Figure 5. AP24534 is Effective in Mouse Xenograft Models of BCR-ABL-Driven and BCR-ABL^T315I-Driven Tumor Growth.

(A) Effect of AP24534 on survival of SCID mice after intravenous injection of Ba/F3 cells expressing native BCR-ABL (left) or BCR-ABL^T315I (right). Ba/F3 cells expressing native BCR-ABL or BCR-ABL^T315I were injected into the tail vein of SCID mice, and animals were treated once daily by oral gavage with vehicle, AP24534, or dasatinib for the indicated dosing period (days 3–21).

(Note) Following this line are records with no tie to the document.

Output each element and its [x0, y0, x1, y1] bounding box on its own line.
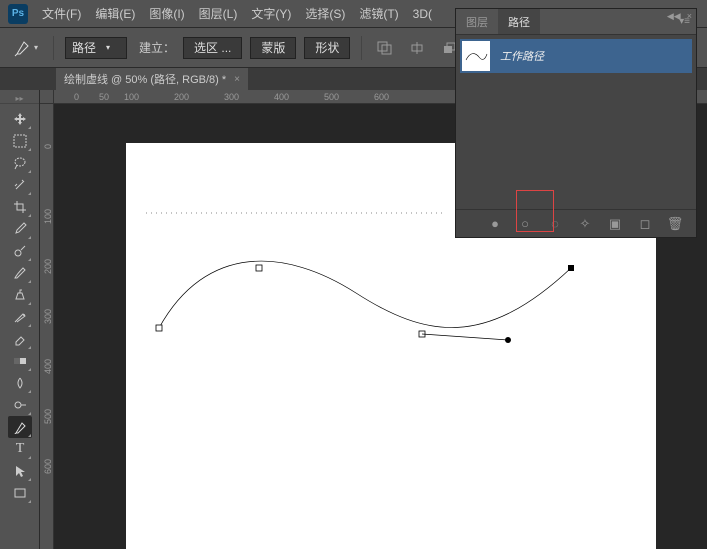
- stroke-path-icon[interactable]: ○: [516, 215, 534, 233]
- move-tool[interactable]: [8, 108, 32, 130]
- separator: [53, 36, 54, 60]
- ruler-tick: 300: [41, 309, 53, 324]
- document-tab[interactable]: 绘制虚线 @ 50% (路径, RGB/8) * ×: [56, 68, 248, 90]
- ruler-origin[interactable]: [40, 90, 54, 104]
- toolbox: ▸▸ T: [0, 90, 40, 549]
- pen-tool[interactable]: [8, 416, 32, 438]
- ruler-tick: 50: [99, 92, 109, 102]
- blur-tool[interactable]: [8, 372, 32, 394]
- tool-mode-label: 路径: [72, 39, 96, 56]
- ruler-tick: 0: [74, 92, 79, 102]
- menu-file[interactable]: 文件(F): [42, 5, 81, 22]
- path-align-icon[interactable]: [405, 37, 429, 59]
- menu-layer[interactable]: 图层(L): [199, 5, 238, 22]
- panel-tab-paths[interactable]: 路径: [498, 9, 540, 34]
- ruler-tick: 500: [41, 409, 53, 424]
- close-tab-icon[interactable]: ×: [234, 74, 240, 85]
- make-workpath-icon[interactable]: ✧: [576, 215, 594, 233]
- ruler-tick: 100: [41, 209, 53, 224]
- lasso-tool[interactable]: [8, 152, 32, 174]
- ruler-tick: 200: [174, 92, 189, 102]
- menu-filter[interactable]: 滤镜(T): [359, 5, 398, 22]
- panel-collapse-icon[interactable]: ◀◀: [667, 11, 681, 22]
- chevron-down-icon: ▾: [106, 43, 110, 52]
- path-thumbnail: [462, 41, 490, 71]
- ruler-tick: 400: [274, 92, 289, 102]
- ruler-tick: 500: [324, 92, 339, 102]
- marquee-tool[interactable]: [8, 130, 32, 152]
- paths-panel[interactable]: ◀◀ × 图层 路径 ▾≡ 工作路径 ● ○ ◌ ✧ ▣ ◻ 🗑: [455, 8, 697, 238]
- eyedropper-tool[interactable]: [8, 218, 32, 240]
- current-tool-pen-icon[interactable]: ▾: [14, 37, 42, 59]
- tool-mode-dropdown[interactable]: 路径 ▾: [65, 37, 127, 59]
- panel-tabs: 图层 路径 ▾≡: [456, 9, 696, 35]
- gradient-tool[interactable]: [8, 350, 32, 372]
- dodge-tool[interactable]: [8, 394, 32, 416]
- load-selection-icon[interactable]: ◌: [546, 215, 564, 233]
- path-item-work-path[interactable]: 工作路径: [460, 39, 692, 73]
- healing-brush-tool[interactable]: [8, 240, 32, 262]
- panel-tab-layers[interactable]: 图层: [456, 9, 498, 34]
- ruler-tick: 300: [224, 92, 239, 102]
- brush-tool[interactable]: [8, 262, 32, 284]
- menu-type[interactable]: 文字(Y): [251, 5, 291, 22]
- menu-edit[interactable]: 编辑(E): [95, 5, 135, 22]
- path-op-combine-icon[interactable]: [373, 37, 397, 59]
- panel-close-icon[interactable]: ×: [687, 11, 692, 22]
- panel-footer: ● ○ ◌ ✧ ▣ ◻ 🗑: [456, 209, 696, 237]
- clone-stamp-tool[interactable]: [8, 284, 32, 306]
- path-selection-tool[interactable]: [8, 460, 32, 482]
- make-selection-button[interactable]: 选区 ...: [183, 37, 242, 59]
- build-label: 建立：: [139, 39, 175, 56]
- ruler-tick: 400: [41, 359, 53, 374]
- fill-path-icon[interactable]: ●: [486, 215, 504, 233]
- paths-list[interactable]: 工作路径: [456, 35, 696, 209]
- magic-wand-tool[interactable]: [8, 174, 32, 196]
- delete-path-icon[interactable]: 🗑: [666, 215, 684, 233]
- path-name: 工作路径: [500, 48, 544, 64]
- ruler-tick: 600: [374, 92, 389, 102]
- ruler-tick: 200: [41, 259, 53, 274]
- separator: [361, 36, 362, 60]
- document-title: 绘制虚线 @ 50% (路径, RGB/8) *: [64, 71, 226, 87]
- make-mask-button[interactable]: 蒙版: [250, 37, 296, 59]
- ruler-tick: 0: [41, 144, 53, 149]
- new-path-mask-icon[interactable]: ▣: [606, 215, 624, 233]
- rectangle-tool[interactable]: [8, 482, 32, 504]
- menu-3d[interactable]: 3D(: [413, 7, 432, 21]
- eraser-tool[interactable]: [8, 328, 32, 350]
- ruler-tick: 100: [124, 92, 139, 102]
- new-path-icon[interactable]: ◻: [636, 215, 654, 233]
- make-shape-button[interactable]: 形状: [304, 37, 350, 59]
- crop-tool[interactable]: [8, 196, 32, 218]
- menu-image[interactable]: 图像(I): [149, 5, 184, 22]
- type-tool[interactable]: T: [8, 438, 32, 460]
- toolbox-expand[interactable]: ▸▸: [0, 94, 39, 104]
- menu-select[interactable]: 选择(S): [305, 5, 345, 22]
- ruler-tick: 600: [41, 459, 53, 474]
- chevron-down-icon: ▾: [34, 43, 38, 52]
- vertical-ruler[interactable]: 0 100 200 300 400 500 600: [40, 104, 54, 549]
- app-logo: Ps: [8, 4, 28, 24]
- history-brush-tool[interactable]: [8, 306, 32, 328]
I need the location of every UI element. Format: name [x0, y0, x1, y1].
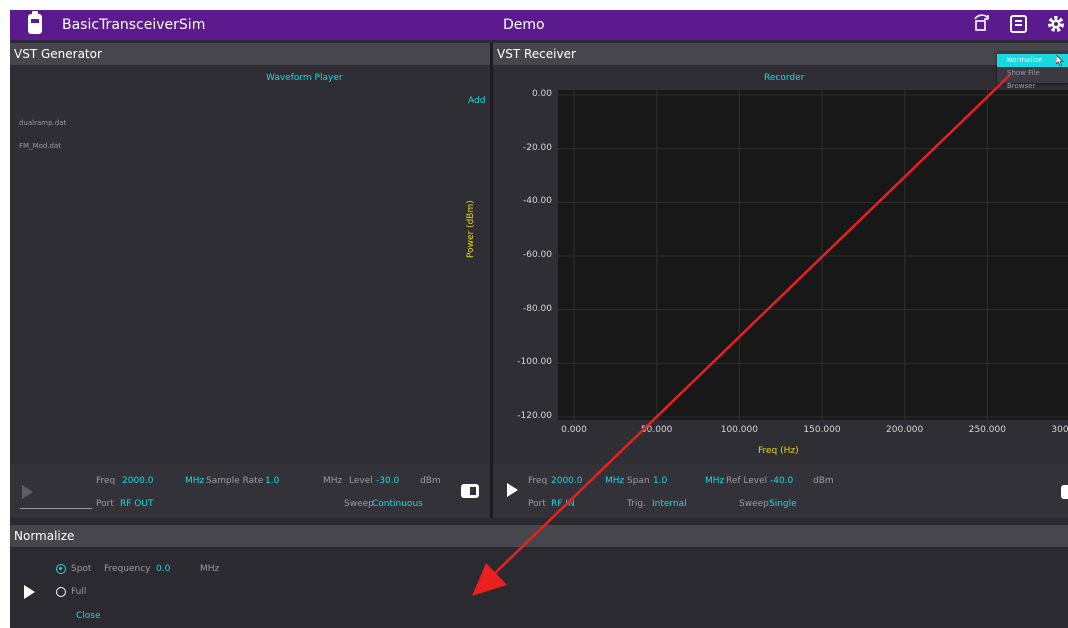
- annotation-arrow: [472, 74, 1011, 596]
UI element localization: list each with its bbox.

(B) In vivo efficacy and BCR-ABL signaling suppression by AP24534 in a subcutaneous xenograft model using Ba/F3 BCR-ABL^T315I cells. Tumor-bearing animals were treated once daily by oral gavage with vehicle or the indicated doses of AP24534 for 19 consecutive days (dosing period indicated) with mean tumor volume plotted (error bars represent S.E.M.). Each AP24354 treatment group was compared to the vehicle group using Dunnett’s test, with statistical significance (p<0.05) indicated by an asterisk. BCR-ABL and CrkL phosphorylation were evaluated by immunoblot in animals treated with a single oral dose of vehicle or 30 mg/kg AP24534 (N=3 per group).